Nutritional benefits of cauliflower, it is nothing but cabbage with higher education. This is as much a famous Mark Twain thought as it is misquoted. Most people take it out of context, mentioning only the second part describing cauliflower, and are under the impression that Mark Twain is ironically “biting” at the authority of the cabbage vegetable. On the contrary. He extols the virtues of a college education through his association with it. The writer wanted to express the idea that growth and the path traveled in hard and constant learning is rewarded, as from a bitter seed-nut gradually grows the sweet and charming fruit of the peach, and as from the inconspicuous cauliflower, nestled in green leaves, a white vegetable appears with different branches of the rosettes and with an interesting shape that is not found in other cabbage plants.
A little history about cauliflower
Cauliflower was once the most expensive, festively cooked and “showy” vegetable on the Victorian table. It was perceived almost as it is today, but even more so – it was an invariable part of the daily cooking of people of the wealthy class. With the Latin name Brassica cauliflora, cauliflower is an annual herbaceous plant of the genus Cabbage of the Cruciferous family and represents a significant challenge in terms of the complexity of its cultivation.
In Victorian times it required a lot of agricultural skill and work to be planted and grown properly, and the white color had not yet been hybridized. The leaves of the vegetable had to be tied carefully to envelop its developing rosets below the surface, thus preventing them from losing moisture and remaining white. Its year-round production required a slightly more complex growing system, starting before fall and continuing with the need to grow it in glass seedling boxes and greenhouses through the winter. Described by Arab botanists and well known to the Romans, cauliflower originated in Cyprus, where it was originally planted and cultivated.
It was cultivated and imported into France from Italy in the mid-16th century. Cabbage is often likened, like the walnut, to a rose-shaped brain. It is hard to imagine that it was once the object of universal culinary adoration at the court of Louis XIV, served in ingredient-rich dishes by sophisticated culinary masters. In Brittany, healing properties of cauliflower provided a good livelihood for the locals. Menon, an 18th-century food and household writer, comprehensively recounts that the vegetable “clarifies” the flavor wonderfully as a side dish to veal with a heavy sauce, and also pairs well with ham and cream.
A special stew with mushrooms and foie gras was prepared with it. Such decadently tempting and meaty dishes with cauliflower can probably be found on the plate of any modern gourmet. Cauliflower in the United States was first cultivated in Margueriteville in 1891, when William F. Van Benschoten planted a handful of seeds on his hilltop farm overlooking the foothills of the village. Vegetable production flourished in the region, and when the enterprising cauliflower lover’s first crop of cauliflower was ready to sell in the New York market, his neighbors followed suit and planted several plots of the vegetable as well.
While some farms in the area continued to produce cauliflower well into the 1990s, the Catskill Mountain industry boomed from the early 1900s to the 1940s. Not only does its cultivation support the financial support of local families, but it also provides employment for outsourcers, indentured labourers, railway employees, lorry drivers, crate makers and even commission house agents.

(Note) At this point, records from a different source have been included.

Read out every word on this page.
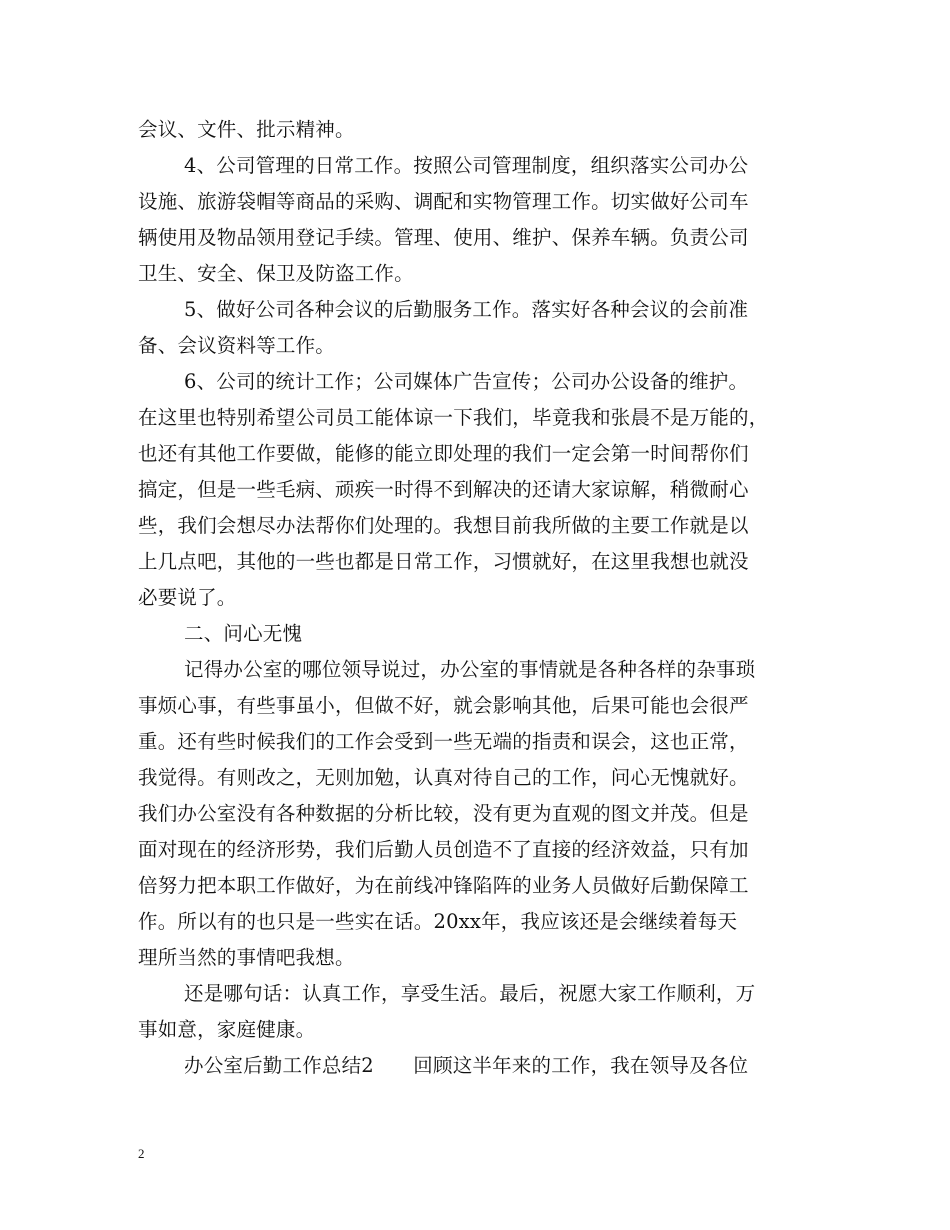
会议、文件、批示精神。
4、公司管理的日常工作。按照公司管理制度，组织落实公司办公
设施、旅游袋帽等商品的采购、调配和实物管理工作。切实做好公司车
辆使用及物品领用登记手续。管理、使用、维护、保养车辆。负责公司
卫生、安全、保卫及防盗工作。
5、做好公司各种会议的后勤服务工作。落实好各种会议的会前准
备、会议资料等工作。
6、公司的统计工作；公司媒体广告宣传；公司办公设备的维护。
在这里也特别希望公司员工能体谅一下我们，毕竟我和张晨不是万能的，
也还有其他工作要做，能修的能立即处理的我们一定会第一时间帮你们
搞定，但是一些毛病、顽疾一时得不到解决的还请大家谅解，稍微耐心
些，我们会想尽办法帮你们处理的。我想目前我所做的主要工作就是以
上几点吧，其他的一些也都是日常工作，习惯就好，在这里我想也就没
必要说了。
二、问心无愧
记得办公室的哪位领导说过，办公室的事情就是各种各样的杂事琐
事烦心事，有些事虽小，但做不好，就会影响其他，后果可能也会很严
重。还有些时候我们的工作会受到一些无端的指责和误会，这也正常，
我觉得。有则改之，无则加勉，认真对待自己的工作，问心无愧就好。
我们办公室没有各种数据的分析比较，没有更为直观的图文并茂。但是
面对现在的经济形势，我们后勤人员创造不了直接的经济效益，只有加
倍努力把本职工作做好，为在前线冲锋陷阵的业务人员做好后勤保障工
作。所以有的也只是一些实在话。20xx年，我应该还是会继续着每天
理所当然的事情吧我想。
还是哪句话：认真工作，享受生活。最后，祝愿大家工作顺利，万
事如意，家庭健康。
办公室后勤工作总结2　　回顾这半年来的工作，我在领导及各位
2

So important is the cruciferous vegetable to the local economy that the Catskill News (which was and still is one of the most important sources of information for mountain residents) reports bad weather, crop pest and disease outbreaks, yield forecasts and cauliflower prices as news on your front page. Increased competition in agribusiness operations—primarily in Long Island and California—led to a decline in production of the vegetable from 1950 onward. For a long time, however, the inhabitants of Margaritaville did not forget the cauliflower as a symbol of the locality and remembered its almost industrial significance.